Gerd Bossinger and Antanas V. Spokevicius, School of Ecosystem and Forest Sciences, University of Melbourne
At the end of the first growing season, the stems of perennial plants consist of a parenchymatous pith in the centre of the stem surrounded by primary vascular tissue within a cortex of parenchyma, collenchyma and sclerenchyma cells, surrounded by an epidermis. The vascular tissue, consisting of xylem towards the inside of the stem and phloem to the outside, appears either as discrete vascular bundles (Figure 7.18a), for example as in Arabidopsis thaliana, or as a continuous hollow cylinder as in eucalypts. In either case, both phloem and xylem cells derive from a layer of meristematic cells forming the fascicular cambium which at the end of primary growth join up with meristematic cells between individual bundles, the inter-fascicular cambium, to form a complete meristematic cylinder, the vascular cambium.
At this stage, the primary root consists of a central column of xylem surrounded by a number of phloem strands formed and separated by procambium tissue. This vascular tissue is contained within a central cylinder that is enclosed by a pericycle and an endodermis, surrounded by primary bark and an epidermis (Figure 7.18b).
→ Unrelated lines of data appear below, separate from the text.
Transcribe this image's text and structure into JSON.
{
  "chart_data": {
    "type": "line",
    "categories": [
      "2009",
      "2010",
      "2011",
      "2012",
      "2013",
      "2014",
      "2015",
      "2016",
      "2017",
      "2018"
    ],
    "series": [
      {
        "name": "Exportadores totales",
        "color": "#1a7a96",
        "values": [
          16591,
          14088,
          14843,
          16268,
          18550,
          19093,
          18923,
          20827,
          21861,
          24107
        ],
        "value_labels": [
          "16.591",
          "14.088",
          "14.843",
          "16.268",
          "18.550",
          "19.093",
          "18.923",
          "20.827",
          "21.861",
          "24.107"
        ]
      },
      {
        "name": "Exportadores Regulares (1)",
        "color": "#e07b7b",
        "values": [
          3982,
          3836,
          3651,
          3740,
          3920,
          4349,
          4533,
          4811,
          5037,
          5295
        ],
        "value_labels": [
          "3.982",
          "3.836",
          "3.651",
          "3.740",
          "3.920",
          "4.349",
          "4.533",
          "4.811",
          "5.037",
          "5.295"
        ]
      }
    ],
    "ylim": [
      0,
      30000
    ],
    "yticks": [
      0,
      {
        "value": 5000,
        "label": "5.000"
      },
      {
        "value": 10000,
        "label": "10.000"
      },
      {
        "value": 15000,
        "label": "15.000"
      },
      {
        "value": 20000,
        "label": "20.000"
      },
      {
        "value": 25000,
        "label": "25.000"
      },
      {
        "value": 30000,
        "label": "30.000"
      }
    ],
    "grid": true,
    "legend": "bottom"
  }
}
How did this develop? And how does cambial growth proceed to form the secondary stem tissues, wood to the inside of the stem and bark to the outside?
The procambium forms early during primary growth (in fact as early as the formation of a heart shaped embryo) and, after germination, it can be found in leaf and primary stem tissue. In the embryos of most dicotyledonous plants, the procambium is established from the differentiation of ground meristematic tissue in the hypocotyl and, as the embryo develops cotyledons, the procambium begins its activity by undergoing acropetal (from the base towards the top) divisions toward the shoot apex. After germination has been initiated and leaf formation begins, the procambium starts to develop further and becomes visible as cell bundles from leaf traces formed below the shoot apex. The procambium then begins to advance acropetally toward the newly derived cells below the shoot apical meristem and, basipetally to connect with the vascular tissue in lower, more mature parts of the stem. As the pro-cambial strands mature a lateral initiating or meristematic layer develops, the fascicular cambium (Figure 7.18a). Cells in this region undergo substantial longitudinal elongation prior to completing their development. While interfascicular cambium differentiation is not fully understood some evidence suggests that it forms between distinct vascular bundles from cells predetermined early in development, which under hormonal control re-differentiate to become meristematic.
Auxin is basipetally transported from leaf primordia to the shoot apex and is believed to be the major factor involved in the process of vasculature patterning and differentiation. The initiation of fascicular and interfascicular cambia is believed to be controlled by different and distinct mechanisms. For example, diffusion of auxin in the form of indole-3-acetic acid is involved in the initiation of meristematic activity and vascular tissue differentiation in the interfascicular region of Arabidopsis thaliana. At the molecular level, a mutation in a Class III homeodomain-leucine zipper (HD-ZIP) gene named INTERFASICULAR FIBERLESS (IFL1) leads to the loss of extra xylary fibre cell formation in the interfascicular region but does not have an effect on vascular bundle formation. This gene is expressed preferentially in the interfascicular region and acts as a transcription factor affecting the polar transport of auxin.
In the root, the cambium develops first from procambial tissue in the grooves between the star-shaped primary xylem and individual primary phloem strands (Figure 7.18b). Soon after, pericycle cells opposite the xylem protrusions divide periclinally (the plane of cell division runs parallel to the surface) and the centripetally (towards the inside) derived daughter cells become part of the cambium, now separating primary xylem from primary phloem.
The cambial cells opposite the primary phloem strands begin to produce secondary xylem transforming the star-shaped cambium into a cambial cylinder gradually producing secondary xylem and phloem around its entire circumference.